Clif’s roots date back to 1990 when Gary Erickson set off on a one-day, 175-mile bicycle ride with his buddy, the company said on its website. Halfway through the ride, exhausted and hungry, he realized he couldn’t eat another one of the “unappetizing, sticky, hard-to-digest bars” on the market and Clif was born. He named the bar, which was formally launched in 1992, after his dad Clifford who introduced him to wilderness adventures.
Clif has carved out a reputation in snacking with its nutritious and organic food snacks, creating a foothold in the fast-growing category along with other brands such as Kind. Large CPGs have taken notice. Mars purchased Kind in 2020 for an estimated price tag that valued it at more than $5 billion.
Clif finally agreed to be acquired for a much higher price tag after turning down a $120 million sale to Quaker Oats in 2000.
In buying Clif, Mondelēz is adding to the fold a snacking bar brand with a reputation in the well-being and nutrition/energy segments. It will quickly accelerate Mondelēz’s presence in the $16 billion global snack bar category that is growing more than 5% annually, the Chicago-based company said.
Clif also has a presence beyond its core organic energy bar in categories such as women with its Luna line, and children with Clif Kids. It also has entered the ultra-competitive plant-based jerky segment with its own offering, and debuted a cereal as well as energy gels and chews geared toward athletes. Mondelēz could further grow these extensions and potentially bring insight it garners from working with them into some of the other brands in its portfolio.
Mondelēz said it will continue to operate Clif Bar from its headquarters in Emeryville, California. It also will continue to manufacture Clif products in its facilities in Twin Falls, Idaho, and Indianapolis, Indiana.

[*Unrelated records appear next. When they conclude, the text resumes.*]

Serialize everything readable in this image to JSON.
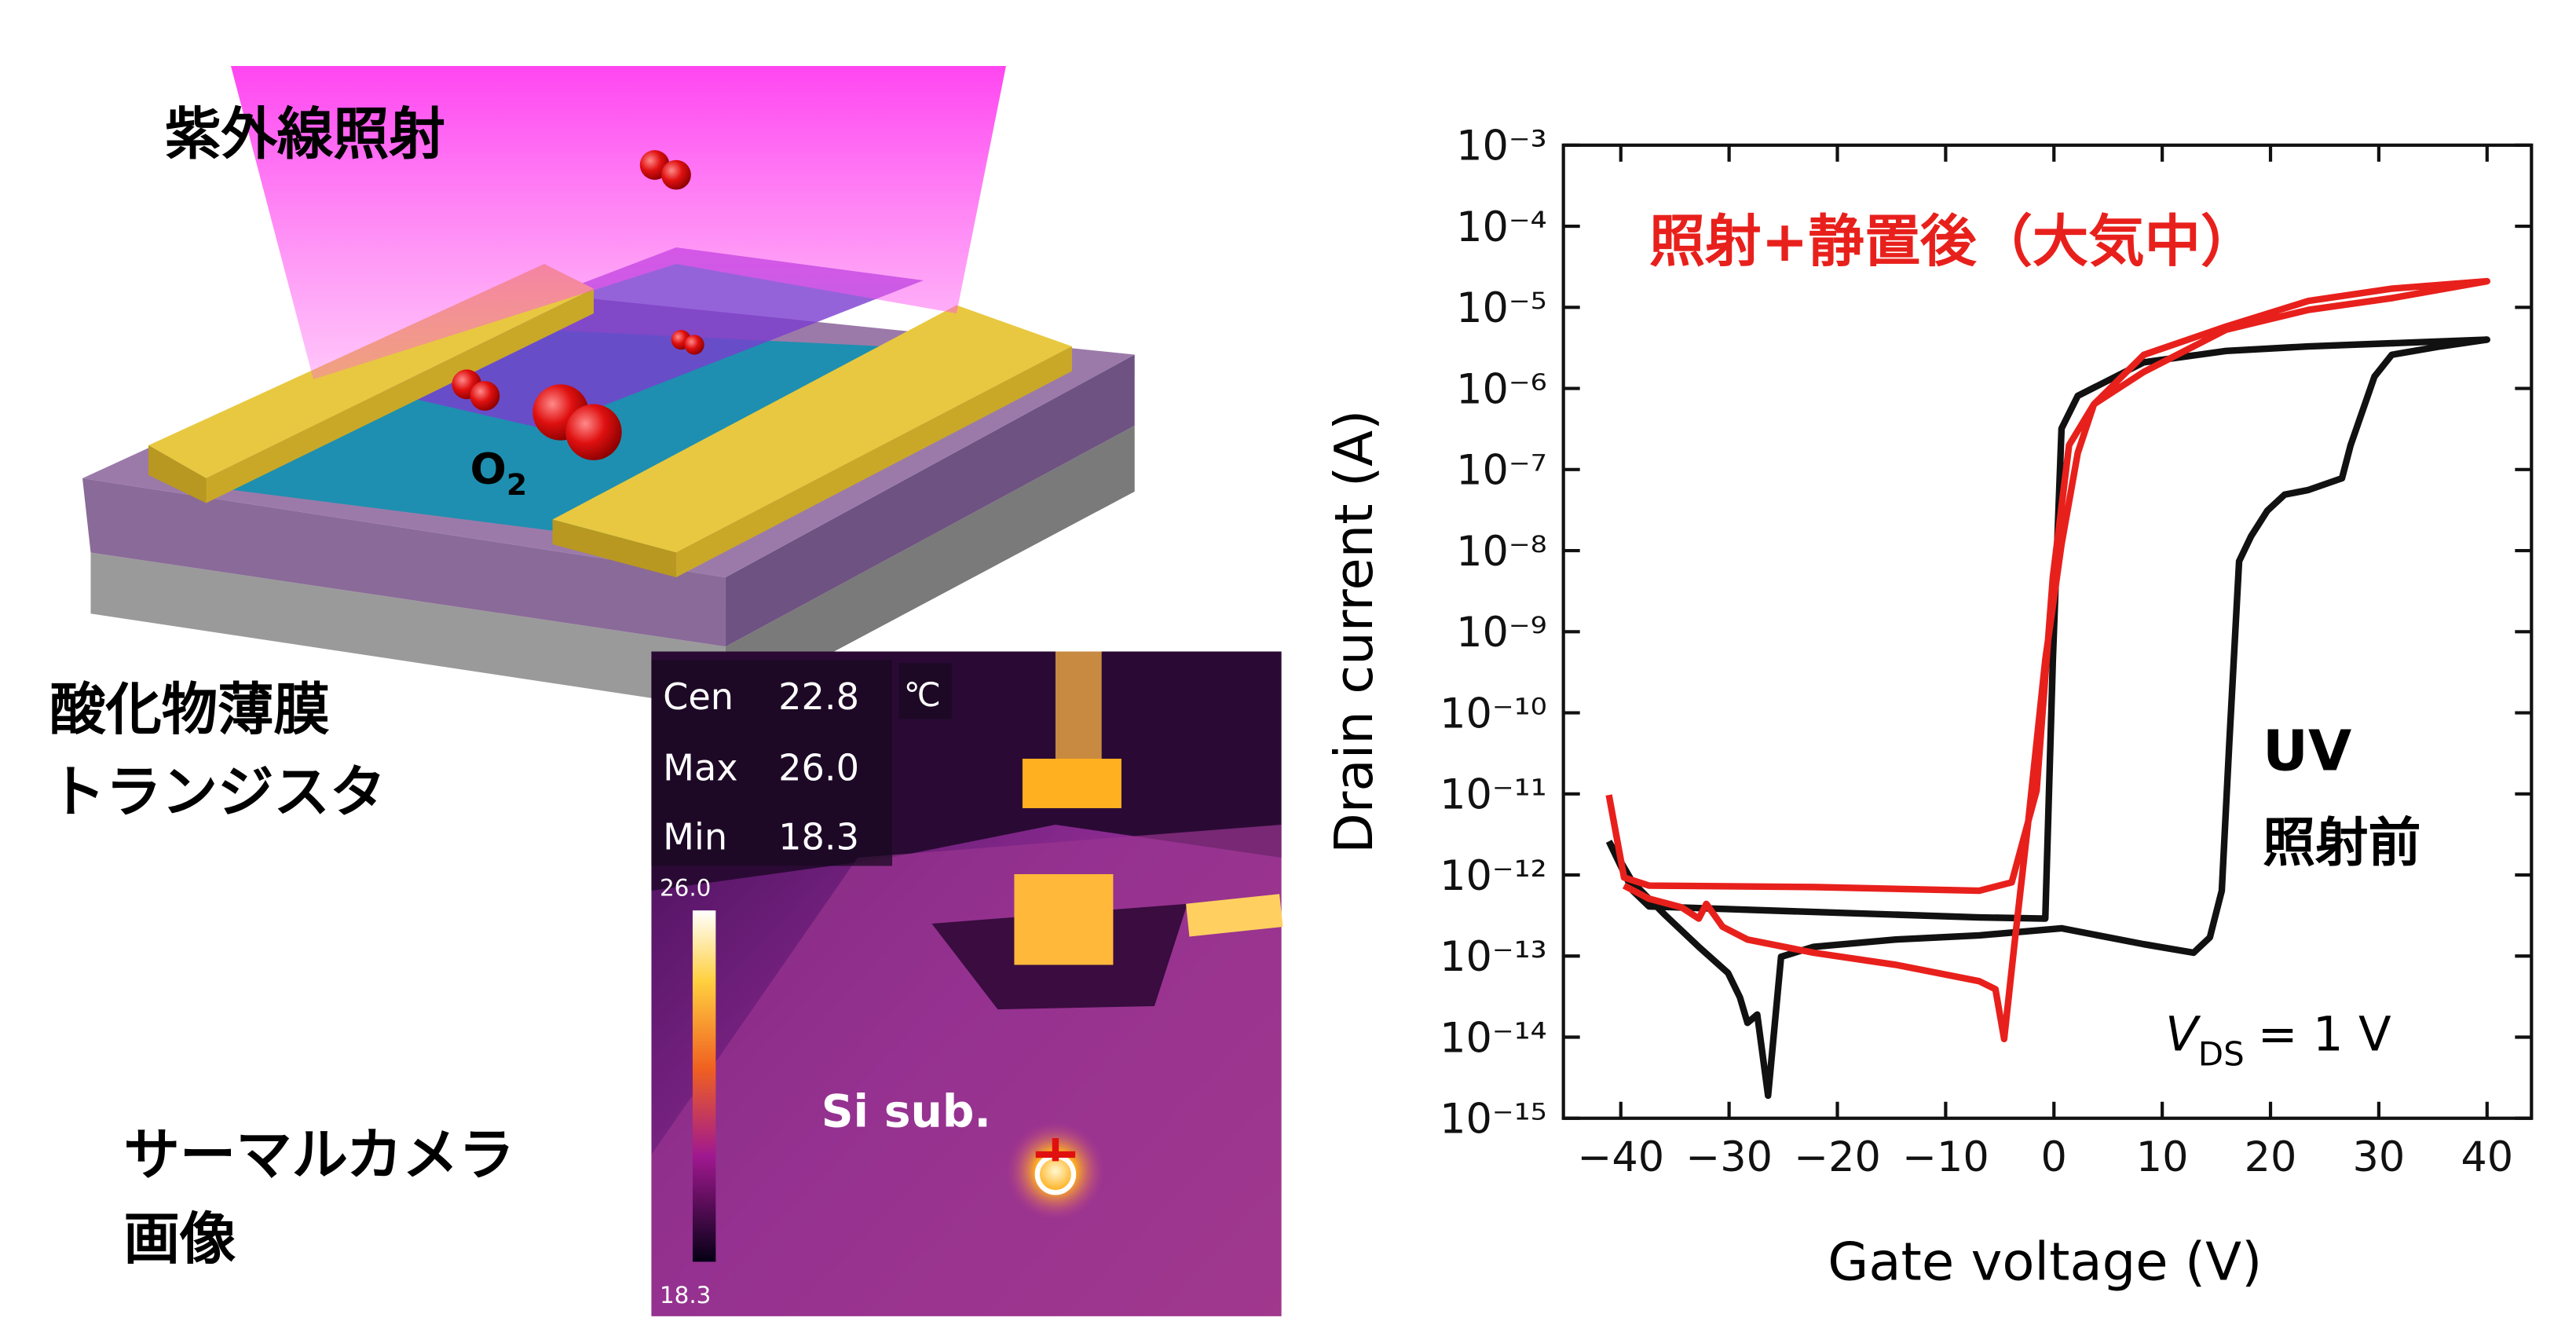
{
  "illustration": {
    "beam_label": "紫外線照射",
    "molecule": {
      "symbol": "O",
      "subscript": "2"
    },
    "device_label": [
      "酸化物薄膜",
      "トランジスタ"
    ]
  },
  "thermal": {
    "caption": [
      "サーマルカメラ",
      "画像"
    ],
    "readings": [
      [
        "Cen",
        "22.8"
      ],
      [
        "Max",
        "26.0"
      ],
      [
        "Min",
        "18.3"
      ]
    ],
    "unit": "℃",
    "scale": [
      "26.0",
      "18.3"
    ],
    "label": "Si sub."
  },
  "chart_data": {
    "type": "line",
    "xlabel": "Gate voltage (V)",
    "ylabel": "Drain current (A)",
    "xlim": [
      -45.3,
      44.1
    ],
    "ylim": [
      1e-15,
      0.001
    ],
    "log_y": true,
    "xticks": [
      {
        "value": -40,
        "label": "−40"
      },
      {
        "value": -30,
        "label": "−30"
      },
      {
        "value": -20,
        "label": "−20"
      },
      {
        "value": -10,
        "label": "−10"
      },
      0,
      10,
      20,
      30,
      40
    ],
    "yticks": [
      {
        "value": 1e-15,
        "label": "10⁻¹⁵"
      },
      {
        "value": 1e-14,
        "label": "10⁻¹⁴"
      },
      {
        "value": 1e-13,
        "label": "10⁻¹³"
      },
      {
        "value": 1e-12,
        "label": "10⁻¹²"
      },
      {
        "value": 1e-11,
        "label": "10⁻¹¹"
      },
      {
        "value": 1e-10,
        "label": "10⁻¹⁰"
      },
      {
        "value": 1e-09,
        "label": "10⁻⁹"
      },
      {
        "value": 1e-08,
        "label": "10⁻⁸"
      },
      {
        "value": 1e-07,
        "label": "10⁻⁷"
      },
      {
        "value": 1e-06,
        "label": "10⁻⁶"
      },
      {
        "value": 1e-05,
        "label": "10⁻⁵"
      },
      {
        "value": 0.0001,
        "label": "10⁻⁴"
      },
      {
        "value": 0.001,
        "label": "10⁻³"
      }
    ],
    "series": [
      {
        "color": "#111111",
        "x": [
          -41.1,
          -38.9,
          -37.4,
          -22.2,
          -6.9,
          -0.8,
          -0.1,
          0.7,
          2.2,
          8.3,
          15.9,
          23.5,
          40.0,
          35.7,
          31.2,
          29.6,
          27.4,
          26.6,
          23.5,
          21.3,
          19.7,
          18.2,
          17.1,
          16.2,
          15.5,
          14.4,
          12.9,
          8.3,
          0.7,
          -6.9,
          -14.6,
          -22.2,
          -25.2,
          -26.4,
          -27.4,
          -28.3,
          -29.0,
          -30.1,
          -32.8,
          -35.9,
          -38.9,
          -41.1
        ],
        "values": [
          2.6e-12,
          6.4e-13,
          4.1e-13,
          3.5e-13,
          3e-13,
          2.9e-13,
          4.5e-10,
          3.2e-07,
          8.1e-07,
          2.1e-06,
          2.9e-06,
          3.3e-06,
          4e-06,
          3.3e-06,
          2.6e-06,
          1.4e-06,
          2e-07,
          7.8e-08,
          5.6e-08,
          4.9e-08,
          3.1e-08,
          1.5e-08,
          7.4e-09,
          4.4e-11,
          6.4e-13,
          1.7e-13,
          1.1e-13,
          1.4e-13,
          2.2e-13,
          1.8e-13,
          1.6e-13,
          1.3e-13,
          9.8e-14,
          1.9e-15,
          1.9e-14,
          1.5e-14,
          3.1e-14,
          6.2e-14,
          1.3e-13,
          3.2e-13,
          8.1e-13,
          2.6e-12
        ]
      },
      {
        "name": "照射+静置後（大気中）",
        "color": "#e8201c",
        "x": [
          -41.1,
          -39.7,
          -37.4,
          -22.2,
          -6.9,
          -3.9,
          -1.6,
          -0.1,
          1.4,
          3.7,
          8.3,
          15.9,
          23.5,
          31.2,
          40.0,
          31.2,
          23.5,
          15.9,
          8.3,
          3.7,
          2.2,
          0.7,
          -0.8,
          -2.4,
          -3.6,
          -4.6,
          -5.4,
          -6.9,
          -14.6,
          -22.2,
          -28.3,
          -30.6,
          -32.1,
          -32.8,
          -34.4,
          -37.4,
          -39.7
        ],
        "values": [
          9.7e-12,
          9.3e-13,
          7.4e-13,
          7.1e-13,
          6.4e-13,
          8.1e-13,
          1.1e-11,
          4.7e-09,
          2e-07,
          6.4e-07,
          1.6e-06,
          5.3e-06,
          9.3e-06,
          1.3e-05,
          2.1e-05,
          1.7e-05,
          1.2e-05,
          5.8e-06,
          2.6e-06,
          6.4e-07,
          1.6e-07,
          1.2e-08,
          4.5e-10,
          4.2e-12,
          1.6e-13,
          9.5e-15,
          3.9e-14,
          4.9e-14,
          7.8e-14,
          1.1e-13,
          1.6e-13,
          2.3e-13,
          4.4e-13,
          2.9e-13,
          4e-13,
          5.1e-13,
          7.4e-13
        ]
      }
    ],
    "annotations": {
      "uv": [
        "UV",
        "照射前"
      ],
      "vds": {
        "symbol": "V",
        "subscript": "DS",
        "text": "= 1 V"
      }
    }
  }
}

“Mondelēz International is the right partner at the right time to support Clif in our next chapter of growth,” Sally Grimes, Clif’s CEO, said in a statement. “Our purposes and cultures are aligned and being part of a global snacking company with broad product offerings can help us accelerate our growth while staying true to our deeply ingrained Five Aspirations — sustaining our people, planet, community, business, and brands.”